Make sure that your requirements.txt file now looks like this and re-run pip install -r requirements.txt in your terminal. This will install the sseclient library that we'll need to handle the streaming.

    # YourApp/requirements.txt

    flask
    requests
    beautifulsoup4
    openai
    pinecone-client
    flask-cors
    python-dotenv
    gunicorn
    sseclient-py  # new package
    

Modify the frontend to handle streaming

Now our backend will stream the response from GPT-4 to the frontend one token at a time! Let’s make sure to handle this in the ChatInterface.js file:

    // src/components/ChatInterface.js

    // (Keep the file contents and just replace the handleSendMessage function

    const handleSendMessage = async (event) => {
        event.preventDefault();
    
        if (!inputText.trim()) return; 
    
        const userMessage = { text: inputText, isBot: false };
        const body = {
          chatHistory: [...messages, userMessage],
          question: inputText,
        }    
    
        // Add a new empty bot message to the UI
        const botMessage = { text: '', isBot: true };
        setMessages([...messages, userMessage, botMessage]);
        setInputText('');
    
        // Send the user's message to the server and wait for a response.
        // This response will be streamed to this component.
        const response = await fetch('http://localhost:5000/handle-query', {
          method: 'POST',
          headers: { 'Content-Type': 'application/json' },
          body: JSON.stringify(body),
        });
        if (!response.body) return;
    
        // Set up the infrastructure to stream the response data
        let decoder = new TextDecoderStream();
        const reader = response.body.pipeThrough(decoder).getReader()    
        let accumulatedAnswer = ""
    
        while (true) {
          var { value, done } = await reader.read();
          if (done) break;
          accumulatedAnswer += value;
          setMessages(currentHistory => {
            const updatedHistory = [...currentHistory]
            const lastChatIndex = updatedHistory.length - 1
            updatedHistory[lastChatIndex] = {
              ...updatedHistory[lastChatIndex],
              text: accumulatedAnswer
            }
            return updatedHistory
          })
        }
      };
    

Here we're using the TextDecoderStream pattern to read the response from the backend one token at a time. As we get each token, we update the messages array with the accumulated text of the answer so the response is shown to the user one token at a time!
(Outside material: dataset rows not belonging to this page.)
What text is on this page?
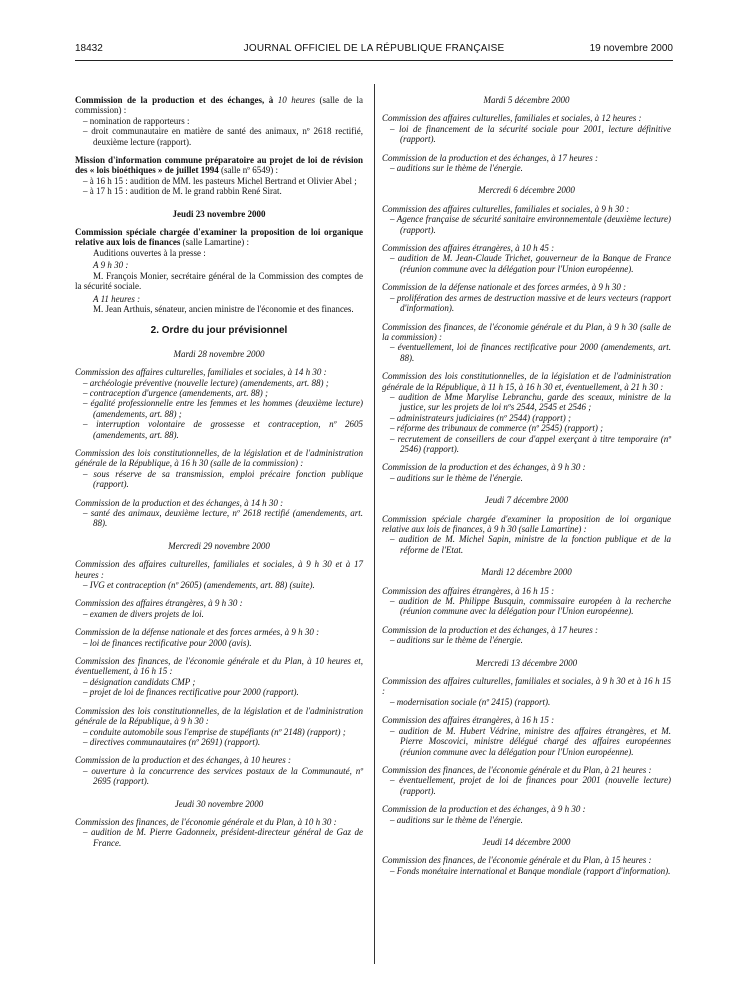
18432	JOURNAL OFFICIEL DE LA RÉPUBLIQUE FRANÇAISE	19 novembre 2000

Commission de la production et des échanges, à 10 heures (salle de la commission) :

– nomination de rapporteurs :

– droit communautaire en matière de santé des animaux, nº 2618 rectifié, deuxième lecture (rapport).

Mission d'information commune préparatoire au projet de loi de révision des « lois bioéthiques » de juillet 1994 (salle nº 6549) :

– à 16 h 15 : audition de MM. les pasteurs Michel Bertrand et Olivier Abel ;

– à 17 h 15 : audition de M. le grand rabbin René Sirat.

Jeudi 23 novembre 2000

Commission spéciale chargée d'examiner la proposition de loi organique relative aux lois de finances (salle Lamartine) :

Auditions ouvertes à la presse :

A 9 h 30 :

M. François Monier, secrétaire général de la Commission des comptes de la sécurité sociale.

A 11 heures :

M. Jean Arthuis, sénateur, ancien ministre de l'économie et des finances.

2. Ordre du jour prévisionnel

Mardi 28 novembre 2000

Commission des affaires culturelles, familiales et sociales, à 14 h 30 :

– archéologie préventive (nouvelle lecture) (amendements, art. 88) ;

– contraception d'urgence (amendements, art. 88) ;

– égalité professionnelle entre les femmes et les hommes (deuxième lecture) (amendements, art. 88) ;

– interruption volontaire de grossesse et contraception, nº 2605 (amendements, art. 88).

Commission des lois constitutionnelles, de la législation et de l'administration générale de la République, à 16 h 30 (salle de la commission) :

– sous réserve de sa transmission, emploi précaire fonction publique (rapport).

Commission de la production et des échanges, à 14 h 30 :

– santé des animaux, deuxième lecture, nº 2618 rectifié (amendements, art. 88).

Mercredi 29 novembre 2000

Commission des affaires culturelles, familiales et sociales, à 9 h 30 et à 17 heures :

– IVG et contraception (nº 2605) (amendements, art. 88) (suite).

Commission des affaires étrangères, à 9 h 30 :

– examen de divers projets de loi.

Commission de la défense nationale et des forces armées, à 9 h 30 :

– loi de finances rectificative pour 2000 (avis).

Commission des finances, de l'économie générale et du Plan, à 10 heures et, éventuellement, à 16 h 15 :

– désignation candidats CMP ;

– projet de loi de finances rectificative pour 2000 (rapport).

Commission des lois constitutionnelles, de la législation et de l'administration générale de la République, à 9 h 30 :

– conduite automobile sous l'emprise de stupéfiants (nº 2148) (rapport) ;

– directives communautaires (nº 2691) (rapport).

Commission de la production et des échanges, à 10 heures :

– ouverture à la concurrence des services postaux de la Communauté, nº 2695 (rapport).

Jeudi 30 novembre 2000

Commission des finances, de l'économie générale et du Plan, à 10 h 30 :

– audition de M. Pierre Gadonneix, président-directeur général de Gaz de France.

Mardi 5 décembre 2000

Commission des affaires culturelles, familiales et sociales, à 12 heures :

– loi de financement de la sécurité sociale pour 2001, lecture définitive (rapport).

Commission de la production et des échanges, à 17 heures :

– auditions sur le thème de l'énergie.

Mercredi 6 décembre 2000

Commission des affaires culturelles, familiales et sociales, à 9 h 30 :

– Agence française de sécurité sanitaire environnementale (deuxième lecture) (rapport).

Commission des affaires étrangères, à 10 h 45 :

– audition de M. Jean-Claude Trichet, gouverneur de la Banque de France (réunion commune avec la délégation pour l'Union européenne).

Commission de la défense nationale et des forces armées, à 9 h 30 :

– prolifération des armes de destruction massive et de leurs vecteurs (rapport d'information).

Commission des finances, de l'économie générale et du Plan, à 9 h 30 (salle de la commission) :

– éventuellement, loi de finances rectificative pour 2000 (amendements, art. 88).

Commission des lois constitutionnelles, de la législation et de l'administration générale de la République, à 11 h 15, à 16 h 30 et, éventuellement, à 21 h 30 :

– audition de Mme Marylise Lebranchu, garde des sceaux, ministre de la justice, sur les projets de loi nºs 2544, 2545 et 2546 ;

– administrateurs judiciaires (nº 2544) (rapport) ;

– réforme des tribunaux de commerce (nº 2545) (rapport) ;

– recrutement de conseillers de cour d'appel exerçant à titre temporaire (nº 2546) (rapport).

Commission de la production et des échanges, à 9 h 30 :

– auditions sur le thème de l'énergie.

Jeudi 7 décembre 2000

Commission spéciale chargée d'examiner la proposition de loi organique relative aux lois de finances, à 9 h 30 (salle Lamartine) :

– audition de M. Michel Sapin, ministre de la fonction publique et de la réforme de l'Etat.

Mardi 12 décembre 2000

Commission des affaires étrangères, à 16 h 15 :

– audition de M. Philippe Busquin, commissaire européen à la recherche (réunion commune avec la délégation pour l'Union européenne).

Commission de la production et des échanges, à 17 heures :

– auditions sur le thème de l'énergie.

Mercredi 13 décembre 2000

Commission des affaires culturelles, familiales et sociales, à 9 h 30 et à 16 h 15 :

– modernisation sociale (nº 2415) (rapport).

Commission des affaires étrangères, à 16 h 15 :

– audition de M. Hubert Védrine, ministre des affaires étrangères, et M. Pierre Moscovici, ministre délégué chargé des affaires européennes (réunion commune avec la délégation pour l'Union européenne).

Commission des finances, de l'économie générale et du Plan, à 21 heures :

– éventuellement, projet de loi de finances pour 2001 (nouvelle lecture) (rapport).

Commission de la production et des échanges, à 9 h 30 :

– auditions sur le thème de l'énergie.

Jeudi 14 décembre 2000

Commission des finances, de l'économie générale et du Plan, à 15 heures :

– Fonds monétaire international et Banque mondiale (rapport d'information).
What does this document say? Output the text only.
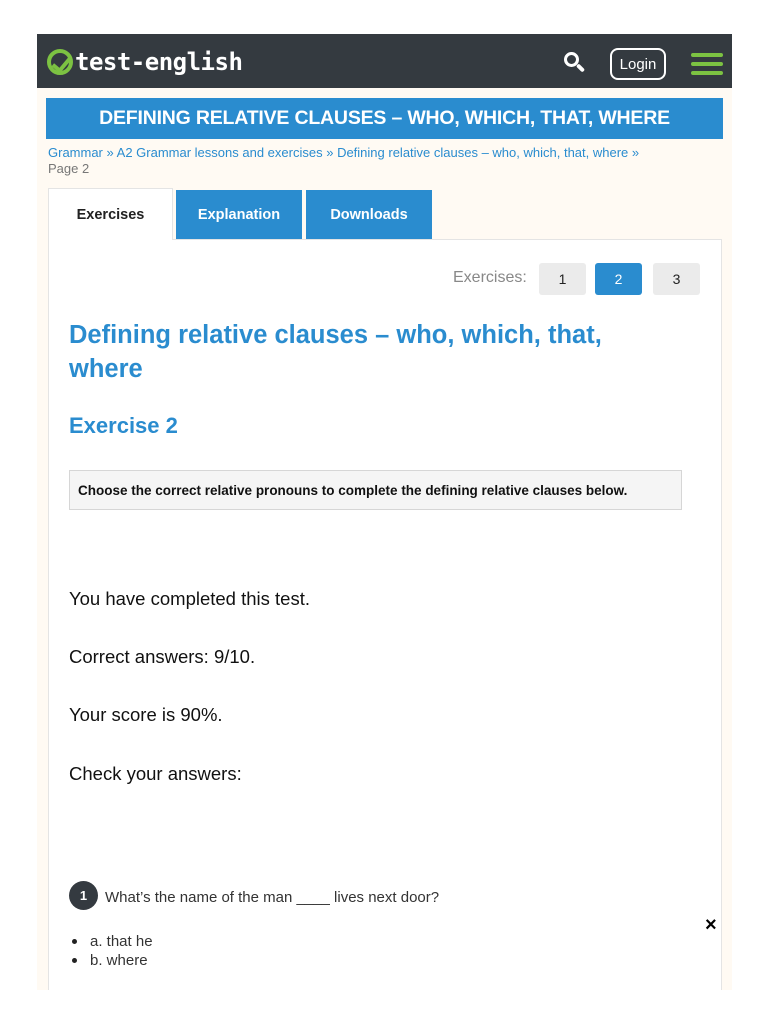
test-english	Login
DEFINING RELATIVE CLAUSES – WHO, WHICH, THAT, WHERE
Grammar » A2 Grammar lessons and exercises » Defining relative clauses – who, which, that, where »
Page 2
Exercises	Explanation	Downloads
Exercises:	1	2	3
Defining relative clauses – who, which, that, where
Exercise 2
Choose the correct relative pronouns to complete the defining relative clauses below.

You have completed this test.

Correct answers: 9/10.

Your score is 90%.

Check your answers:

1	What’s the name of the man ____ lives next door?

a. that he
b. where
×
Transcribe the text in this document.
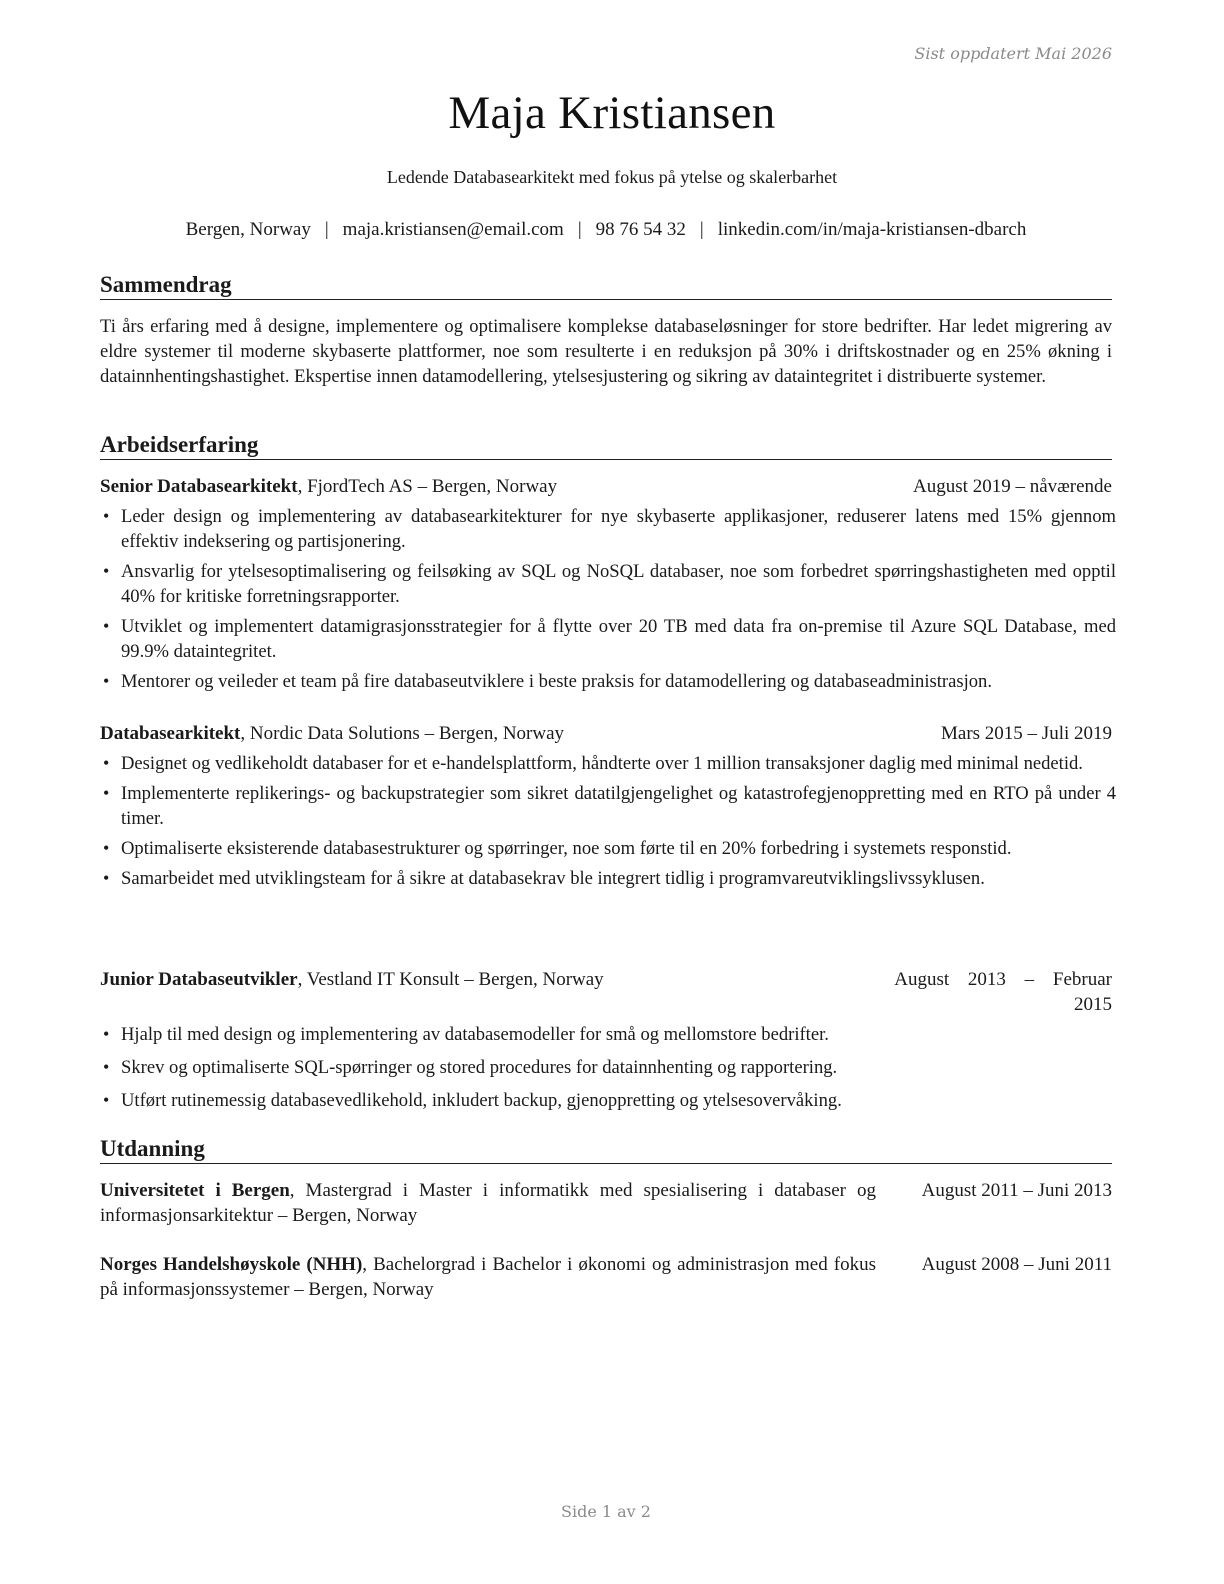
Sist oppdatert Mai 2026
Maja Kristiansen
Ledende Databasearkitekt med fokus på ytelse og skalerbarhet
Bergen, Norway | maja.kristiansen@email.com | 98 76 54 32 | linkedin.com/in/maja-kristiansen-dbarch
Sammendrag
Ti års erfaring med å designe, implementere og optimalisere komplekse databaseløsninger for store bedrifter. Har ledet migrering av eldre systemer til moderne skybaserte plattformer, noe som resulterte i en reduksjon på 30% i driftskostnader og en 25% økning i datainnhentingshastighet. Ekspertise innen datamodellering, ytelsesjustering og sikring av dataintegritet i distribuerte systemer.
Arbeidserfaring
Senior Databasearkitekt, FjordTech AS – Bergen, Norway	August 2019 – nåværende
• Leder design og implementering av databasearkitekturer for nye skybaserte applikasjoner, reduserer latens med 15% gjennom effektiv indeksering og partisjonering.
• Ansvarlig for ytelsesoptimalisering og feilsøking av SQL og NoSQL databaser, noe som forbedret spørringshastigheten med opptil 40% for kritiske forretningsrapporter.
• Utviklet og implementert datamigrasjonsstrategier for å flytte over 20 TB med data fra on-premise til Azure SQL Database, med 99.9% dataintegritet.
• Mentorer og veileder et team på fire databaseutviklere i beste praksis for datamodellering og databaseadministrasjon.
Databasearkitekt, Nordic Data Solutions – Bergen, Norway	Mars 2015 – Juli 2019
• Designet og vedlikeholdt databaser for et e-handelsplattform, håndterte over 1 million transaksjoner daglig med minimal nedetid.
• Implementerte replikerings- og backupstrategier som sikret datatilgjengelighet og katastrofegjenoppretting med en RTO på under 4 timer.
• Optimaliserte eksisterende databasestrukturer og spørringer, noe som førte til en 20% forbedring i systemets responstid.
• Samarbeidet med utviklingsteam for å sikre at databasekrav ble integrert tidlig i programvareutviklingslivssyklusen.
Junior Databaseutvikler, Vestland IT Konsult – Bergen, Norway	August 2013 – Februar
2015
• Hjalp til med design og implementering av databasemodeller for små og mellomstore bedrifter.
• Skrev og optimaliserte SQL-spørringer og stored procedures for datainnhenting og rapportering.
• Utført rutinemessig databasevedlikehold, inkludert backup, gjenoppretting og ytelsesovervåking.
Utdanning
Universitetet i Bergen, Mastergrad i Master i informatikk med spesialisering i databaser og informasjonsarkitektur – Bergen, Norway
August 2011 – Juni 2013
Norges Handelshøyskole (NHH), Bachelorgrad i Bachelor i økonomi og administrasjon med fokus på informasjonssystemer – Bergen, Norway
August 2008 – Juni 2011
Side 1 av 2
Conclusion and what's next


We've built a full-stack web application with OpenAI, Pinecone, Flask, and React!

To try out the full app, run python run.py in your root folder and in a separate terminal window cd into your client finder and run npm start. This should open up the web UI in a new browser tab where you can try the app out yourself!

You can find the source code for this tutorial at this branch on GitHub. In the next post, we’ll set our app up for production by adding tracking and evaluation to our application to make sure we’re iterating on our prompts properly based on user feedback!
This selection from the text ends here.